Information Extractor from Wikipedia corpus

gsider · June 6, 2021, 7:12pm

@antonopoulosn and I created a SpecificCaseRule for Greek. But in order not to hard code the txt file with the corresponding expressions we decided to extract the most frequent expressions in a specific case from the wikipedia corpus.
Would the java code that we used be useful for LanguageTool? and would you like us to push it?

Thank you in advance!

dnaber · June 6, 2021, 7:35pm

That sounds like a good fit for languagetool-dev, the place where we put code that doesn’t run at runtime, but that it used by developers: languagetool/languagetool-dev at master · languagetool-org/languagetool · GitHub

gsider · June 6, 2021, 7:47pm

That’s great! Do you think that it would be useful if we created an abstract class like WikiInfoExtractor, that every developer can extend in order to extract the info they need? or there is no point in that and we should move on and contribute only a single class for the particular purpose mentioned above?

dnaber · June 6, 2021, 8:11pm

We already have WikipediaSentenceExtractor, for extracting the text. Your case is about extracting titles? A single class might be good enough, and languagetool-wikipedia would probably be the right place, contrary to what I said above.

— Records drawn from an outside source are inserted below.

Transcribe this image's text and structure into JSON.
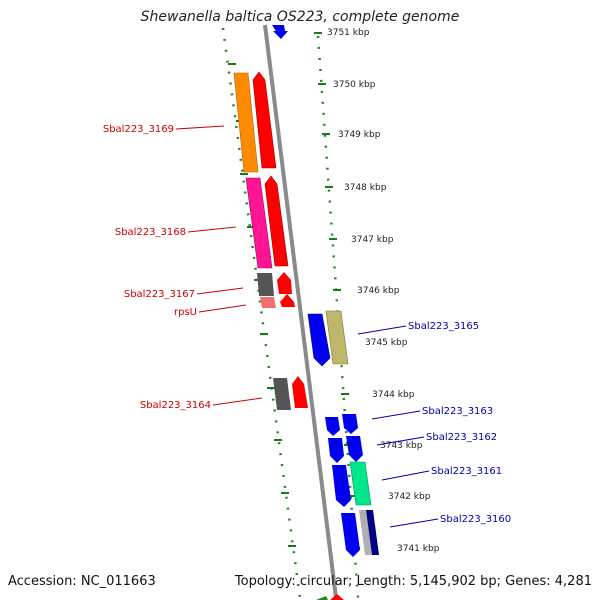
{
  "title": "Shewanella baltica OS223, complete genome",
  "accession": "Accession: NC_011663",
  "topology": "Topology: circular; Length: 5,145,902 bp; Genes: 4,281",
  "colors": {
    "ruler": "#228b22",
    "backbone": "#909090",
    "left_label": "#cc0000",
    "right_label": "#0000aa",
    "red": "#ff0000",
    "blue": "#0000ee"
  },
  "ticks": [
    "3751 kbp",
    "3750 kbp",
    "3749 kbp",
    "3748 kbp",
    "3747 kbp",
    "3746 kbp",
    "3745 kbp",
    "3744 kbp",
    "3743 kbp",
    "3742 kbp",
    "3741 kbp"
  ],
  "left_labels": [
    "Sbal223_3169",
    "Sbal223_3168",
    "Sbal223_3167",
    "rpsU",
    "Sbal223_3164"
  ],
  "right_labels": [
    "Sbal223_3165",
    "Sbal223_3163",
    "Sbal223_3162",
    "Sbal223_3161",
    "Sbal223_3160"
  ]
}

gsider · June 6, 2021, 8:28pm

No, it’s not about titles, the particular class is about getting the most frequent expressions that need to be written with capital in the beginning (english ex. New York).
The idea behind the abstract class I mentioned above is to automatically generate the txt files that the rules use, by finding the most frequent cases that the rule applies using the wikipedia corpus (instead of hard coding them). Although, this is going to make the creation of a new rule a bit more demanding and time-consuming.